Judicial building in South London, England

The Crown Court at Southwark, usually referred to as Southwark Crown Court, is a Crown Court venue at 1 English Grounds (off Battlebridge Lane) on the south bank of the River Thames between London Bridge and Tower Bridge in London. It operates within the South Eastern Region of His Majesty's Courts and Tribunals Service.

==History==
Until the 1980s, the principal criminal court for south London was the Sessions House in Newington Causeway. However, as the number of criminal cases in south London grew, it became necessary to commission additional courthouse capacity for south London. The site selected, on the south bank of the River Thames, had been occupied by a large warehouse known as "Willson's Wharf", which was badly damaged in a fire in August 1971. The warehouse was demolished and the empty site was acquired by the Lord Chancellor's Department at a cost of £2 million.

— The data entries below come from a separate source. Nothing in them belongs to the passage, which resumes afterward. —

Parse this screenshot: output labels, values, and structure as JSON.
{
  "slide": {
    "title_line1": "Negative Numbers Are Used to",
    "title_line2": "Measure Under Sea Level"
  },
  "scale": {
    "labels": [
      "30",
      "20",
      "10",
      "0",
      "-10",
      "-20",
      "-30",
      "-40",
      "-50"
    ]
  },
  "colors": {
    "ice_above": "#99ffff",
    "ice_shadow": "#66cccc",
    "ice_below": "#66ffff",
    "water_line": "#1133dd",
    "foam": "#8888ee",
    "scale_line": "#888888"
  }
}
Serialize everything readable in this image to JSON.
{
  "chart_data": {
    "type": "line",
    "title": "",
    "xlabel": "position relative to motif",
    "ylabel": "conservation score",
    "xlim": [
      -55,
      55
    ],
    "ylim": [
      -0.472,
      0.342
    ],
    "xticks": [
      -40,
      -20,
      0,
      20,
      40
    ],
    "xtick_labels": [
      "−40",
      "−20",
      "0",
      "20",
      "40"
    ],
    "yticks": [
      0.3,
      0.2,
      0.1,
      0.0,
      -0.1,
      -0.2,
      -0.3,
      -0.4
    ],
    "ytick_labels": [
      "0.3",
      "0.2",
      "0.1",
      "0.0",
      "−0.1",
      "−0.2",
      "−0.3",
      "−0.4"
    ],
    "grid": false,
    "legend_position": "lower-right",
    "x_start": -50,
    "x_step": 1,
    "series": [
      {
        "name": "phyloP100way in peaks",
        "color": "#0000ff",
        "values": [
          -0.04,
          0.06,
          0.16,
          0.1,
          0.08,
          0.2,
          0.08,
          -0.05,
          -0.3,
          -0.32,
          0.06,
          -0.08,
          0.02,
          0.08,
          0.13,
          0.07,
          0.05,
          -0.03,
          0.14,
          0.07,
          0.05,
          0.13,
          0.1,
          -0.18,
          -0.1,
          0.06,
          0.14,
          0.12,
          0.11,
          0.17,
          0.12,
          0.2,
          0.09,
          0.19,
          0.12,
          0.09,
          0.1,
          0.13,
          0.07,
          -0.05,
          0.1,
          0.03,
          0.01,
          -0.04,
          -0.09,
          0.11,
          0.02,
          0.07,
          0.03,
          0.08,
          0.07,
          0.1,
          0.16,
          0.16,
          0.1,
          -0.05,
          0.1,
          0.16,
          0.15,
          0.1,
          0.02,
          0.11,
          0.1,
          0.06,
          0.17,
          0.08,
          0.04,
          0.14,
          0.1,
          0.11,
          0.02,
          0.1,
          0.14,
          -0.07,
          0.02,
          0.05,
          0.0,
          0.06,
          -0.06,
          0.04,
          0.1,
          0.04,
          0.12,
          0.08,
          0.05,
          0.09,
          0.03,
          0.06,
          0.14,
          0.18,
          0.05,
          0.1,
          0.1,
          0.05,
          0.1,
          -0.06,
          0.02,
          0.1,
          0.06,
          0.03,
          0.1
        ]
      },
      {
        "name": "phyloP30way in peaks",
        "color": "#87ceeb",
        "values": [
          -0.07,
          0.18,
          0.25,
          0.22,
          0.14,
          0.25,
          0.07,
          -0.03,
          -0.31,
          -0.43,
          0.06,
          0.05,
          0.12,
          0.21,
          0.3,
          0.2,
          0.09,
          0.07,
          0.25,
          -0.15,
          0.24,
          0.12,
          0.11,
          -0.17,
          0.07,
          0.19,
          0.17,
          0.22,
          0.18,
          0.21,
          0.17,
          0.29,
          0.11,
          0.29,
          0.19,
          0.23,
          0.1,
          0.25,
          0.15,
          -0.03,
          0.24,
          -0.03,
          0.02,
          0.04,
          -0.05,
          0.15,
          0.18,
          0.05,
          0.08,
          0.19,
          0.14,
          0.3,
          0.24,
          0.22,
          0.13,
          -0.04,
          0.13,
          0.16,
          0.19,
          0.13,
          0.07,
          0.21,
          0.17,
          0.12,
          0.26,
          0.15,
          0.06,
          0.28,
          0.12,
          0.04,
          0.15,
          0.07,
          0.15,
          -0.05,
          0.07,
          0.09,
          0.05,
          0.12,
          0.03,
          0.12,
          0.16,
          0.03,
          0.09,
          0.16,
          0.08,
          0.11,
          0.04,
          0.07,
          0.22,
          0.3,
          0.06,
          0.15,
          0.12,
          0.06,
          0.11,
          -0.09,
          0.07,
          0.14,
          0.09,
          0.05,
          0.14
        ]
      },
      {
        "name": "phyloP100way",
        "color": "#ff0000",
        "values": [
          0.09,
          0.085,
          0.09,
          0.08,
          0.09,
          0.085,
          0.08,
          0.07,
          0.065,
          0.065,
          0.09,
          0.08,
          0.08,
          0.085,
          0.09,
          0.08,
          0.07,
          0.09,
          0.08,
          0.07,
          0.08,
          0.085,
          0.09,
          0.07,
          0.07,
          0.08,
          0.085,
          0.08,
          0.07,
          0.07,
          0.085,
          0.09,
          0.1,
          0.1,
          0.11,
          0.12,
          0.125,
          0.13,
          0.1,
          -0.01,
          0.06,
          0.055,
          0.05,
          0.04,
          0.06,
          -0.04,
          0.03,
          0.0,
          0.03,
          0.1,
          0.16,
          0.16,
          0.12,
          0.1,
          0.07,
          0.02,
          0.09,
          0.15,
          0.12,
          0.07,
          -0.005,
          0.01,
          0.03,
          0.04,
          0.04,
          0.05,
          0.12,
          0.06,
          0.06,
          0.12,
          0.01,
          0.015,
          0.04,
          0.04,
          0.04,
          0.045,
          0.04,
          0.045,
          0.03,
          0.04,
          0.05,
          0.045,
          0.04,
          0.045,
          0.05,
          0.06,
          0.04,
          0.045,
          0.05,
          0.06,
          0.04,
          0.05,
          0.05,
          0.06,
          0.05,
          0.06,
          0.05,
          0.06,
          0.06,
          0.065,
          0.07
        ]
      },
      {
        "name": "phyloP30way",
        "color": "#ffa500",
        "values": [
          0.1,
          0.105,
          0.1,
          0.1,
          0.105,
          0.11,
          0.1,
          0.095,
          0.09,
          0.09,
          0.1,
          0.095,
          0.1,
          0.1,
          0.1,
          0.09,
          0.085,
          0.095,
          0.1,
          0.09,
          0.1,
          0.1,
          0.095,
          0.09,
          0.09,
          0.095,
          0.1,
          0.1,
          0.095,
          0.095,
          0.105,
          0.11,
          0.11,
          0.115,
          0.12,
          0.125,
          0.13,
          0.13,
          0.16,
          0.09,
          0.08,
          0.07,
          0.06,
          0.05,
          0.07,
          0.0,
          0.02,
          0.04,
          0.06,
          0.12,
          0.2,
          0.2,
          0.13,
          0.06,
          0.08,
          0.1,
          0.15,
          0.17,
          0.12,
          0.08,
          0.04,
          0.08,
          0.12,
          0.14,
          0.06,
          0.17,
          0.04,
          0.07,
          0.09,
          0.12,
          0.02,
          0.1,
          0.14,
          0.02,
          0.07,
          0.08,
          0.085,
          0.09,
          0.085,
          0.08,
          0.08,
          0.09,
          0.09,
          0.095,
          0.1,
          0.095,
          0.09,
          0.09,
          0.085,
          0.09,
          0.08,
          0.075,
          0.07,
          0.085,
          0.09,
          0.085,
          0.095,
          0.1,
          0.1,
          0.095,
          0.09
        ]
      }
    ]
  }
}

The new building was designed by the Property Services Agency in the modern style, built in yellow brick at a cost of £12.6 million, and was opened in 1983. The design involved a broadly symmetrical three-storey main frontage facing south onto English Grounds. It featured a long flat portico which was projected forward and supported by brick columns; it was fenestrated by small square casement windows on the ground floor and by rectangular casement windows on the first and second floors, and there was an additional, taller block behind the main frontage. A Royal coat of arms was mounted on the left hand side of the main frontage at first floor level. Internally, the building was laid out to accommodate 15 courtrooms, making it the fourth largest court centre in the country and the main serious fraud centre for the area.

===Notable cases===
Notable cases have included the trial and conviction of the publicist, Max Clifford, in April 2014, for indecent assault, the trial and conviction of the entertainer, Rolf Harris, in June 2014, for indecent assault, the trial and conviction of the disc jockey, Dave Lee Travis, in September 2014, for indecent assault, the trial and conviction of the tennis player, Boris Becker, in April 2022, for breaches of the Insolvency Act, the trial and conviction of the MP Imran Ahmad Khan in April 2022, for sexually assaulting a 15-year-old boy, and the trial and conviction of former chief executive of the Formula One Group, Bernie Ecclestone, for fraud in October 2023.